Simple web scraper with Google BigQuery integration
The stack bellow was used mostly due to it's ease of installation, configuration and also efficiency and portability.
- Language: Python (3.5.2)
- Cloud Service: Google Cloud BigQuery (1.5.0)
This system was developed in Ubuntu 16.04, but will work properly on any other Operational System(OS X, Windows, etc.).
However, this guide will only include instructions for plugins and packages that are not already installed on this OS. For this reason, we assume that technologies like a python interpreter and SQLite are ready for use, and should not be on the scope of this document.

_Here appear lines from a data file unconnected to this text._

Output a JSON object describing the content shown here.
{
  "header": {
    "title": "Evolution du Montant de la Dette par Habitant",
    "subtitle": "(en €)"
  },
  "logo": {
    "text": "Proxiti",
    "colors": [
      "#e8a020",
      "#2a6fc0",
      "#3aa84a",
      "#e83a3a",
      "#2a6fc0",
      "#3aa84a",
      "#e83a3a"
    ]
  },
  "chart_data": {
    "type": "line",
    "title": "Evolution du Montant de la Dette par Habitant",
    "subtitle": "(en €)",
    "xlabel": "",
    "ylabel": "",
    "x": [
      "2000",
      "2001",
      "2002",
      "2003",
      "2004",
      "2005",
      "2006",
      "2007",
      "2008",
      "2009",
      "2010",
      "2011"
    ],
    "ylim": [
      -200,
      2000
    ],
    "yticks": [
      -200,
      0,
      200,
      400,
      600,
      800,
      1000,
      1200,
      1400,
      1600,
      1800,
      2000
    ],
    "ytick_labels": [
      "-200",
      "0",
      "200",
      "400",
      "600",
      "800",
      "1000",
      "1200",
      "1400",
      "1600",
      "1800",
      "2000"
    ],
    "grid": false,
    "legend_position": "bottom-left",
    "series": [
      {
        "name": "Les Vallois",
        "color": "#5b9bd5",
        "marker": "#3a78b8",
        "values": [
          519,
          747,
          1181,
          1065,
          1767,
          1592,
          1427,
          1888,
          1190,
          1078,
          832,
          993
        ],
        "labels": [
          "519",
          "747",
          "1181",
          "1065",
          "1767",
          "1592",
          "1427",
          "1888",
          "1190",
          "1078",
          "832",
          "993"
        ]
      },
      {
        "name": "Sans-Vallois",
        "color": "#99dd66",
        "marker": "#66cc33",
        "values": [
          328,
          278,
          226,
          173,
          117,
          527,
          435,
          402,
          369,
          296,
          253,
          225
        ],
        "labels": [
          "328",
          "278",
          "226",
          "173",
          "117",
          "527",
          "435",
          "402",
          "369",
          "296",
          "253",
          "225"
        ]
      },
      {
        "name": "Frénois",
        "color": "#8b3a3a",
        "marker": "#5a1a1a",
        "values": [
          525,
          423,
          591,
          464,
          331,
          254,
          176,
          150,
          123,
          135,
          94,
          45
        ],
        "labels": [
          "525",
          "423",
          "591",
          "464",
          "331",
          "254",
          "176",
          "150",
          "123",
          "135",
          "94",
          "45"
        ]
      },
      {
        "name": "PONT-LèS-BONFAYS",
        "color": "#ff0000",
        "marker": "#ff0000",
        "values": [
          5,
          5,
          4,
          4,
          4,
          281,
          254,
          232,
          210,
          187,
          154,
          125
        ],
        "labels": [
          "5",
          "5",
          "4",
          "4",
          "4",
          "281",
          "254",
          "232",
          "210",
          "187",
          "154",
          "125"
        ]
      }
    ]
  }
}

- Now install pipenv dependency manager:
$ pip install --user pipenv
Now we'll start setting up the project.
- Clone the repo from github and change to project root directory. After that install project dependencies and go topython virtual env, by running:
$ pipenv install
$ pipenv shell
- Download the service account key from google (instructions here). Then, set the filepath to the json file in the local variable 'GOOGLE_APPLICATION_CREDENTIALS', by running:
$ export GOOGLE_APPLICATION_CREDENTIALS=path/to/file/google-service-key.json
* Here it was assumed that the user has properly set google cloud permissions
Now we will run the project and get query answers
- The project will do the following actions
- Download the html of a product from a marketplace
- Parse the html and extract the data to a CSV file
- Load the csv data to Google BigQuery
- Query data directly from Google BigQuery
$ python app
- To run just the step 4 above, pass the argument step=query:
$ python app --step=query
- Console output example:
--- Starting webpages download ---
Page 1 finished
Page 2 finished
Page 3 finished
Page 4 finished
Page 5 finished
--- Webpages download finished successfully ---
--- Starting extraction of data to CSV ---
File /web_scraper/app/data/olx-sp-2018-08-29/page-5.html extraction starting
File /web_scraper/app/data/olx-sp-2018-08-29/page-5.html extraction finished
File /web_scraper/app/data/olx-sp-2018-08-29/page-1.html extraction starting
Warning: Some of the items downloaded in this file have missing data
File /web_scraper/app/data/olx-sp-2018-08-29/page-1.html extraction finished
File /web_scraper/app/data/olx-sp-2018-08-29/page-2.html extraction starting
File /web_scraper/app/data/olx-sp-2018-08-29/page-2.html extraction finished
File /web_scraper/app/data/olx-sp-2018-08-29/page-3.html extraction starting
Warning: Some of the items downloaded in this file have missing data
File /web_scraper/app/data/olx-sp-2018-08-29/page-3.html extraction finished
File /web_scraper/app/data/olx-sp-2018-08-29/page-4.html extraction starting
Warning: Some of the items downloaded in this file have missing data
File /web_scraper/app/data/olx-sp-2018-08-29/page-4.html extraction finished
Downloaded files removed
--- Data extraction finished ---
--- Starting file loading to cloud ---
Loaded 601 rows into web_scraper:product.
--- Finished file loading to cloud ---
--- Respondendo as perguntas ---
--> Qual o preço médio do produto por cidade?
Rio Grande da Serra : R$3000
Mauá : R$3000
Birigüi : R$3100
São Paulo : R$3143
Piracicaba : R$3150
Marília : R$3163
Bauru : R$3375
Jundiaí : R$3383
Osasco : R$3385
Santos : R$3400
São José do Rio Preto : R$3429
Guarulhos : R$3488
São José Dos Campos : R$3496
Santo André : R$3498
Sorocaba : R$3594
Barueri : R$3595
Ribeirão Preto : R$3603
--> Qual a cidade que mais possui ofertas do produto?
São Paulo : 192 ofertas
--> Liste os 5 mais baratos e o mais caro.
most expensive product : R$6100, iphone 8 plus 64g relogio apple watch 42mm, São Paulo, SP
least expensive products : R$1000, iphone 8 plus, São Paulo, SP
least expensive products : R$1000, iphone 8 para peça, São Paulo, SP
least expensive products : R$1000, iphone 8 plus, Mogi das Cruzes, SP
least expensive products : R$1000, iphone 8 plus (primeira linha), Santa Isabel, SP
least expensive products : R$1300, iphones 7 e 8 com os melhores preços aproveitem chamou levou, São Paulo, SP
-
Tests
Unitary and integration tests will guarantee consistency and good maintainability
-
Job scheduler
Adding a feature for scheduling each job separately with improve performance
-
Work for any site and product
Right now the code only works for a product and marketplace, with minor adjustments it can work for multiple ones
- Go play around! =)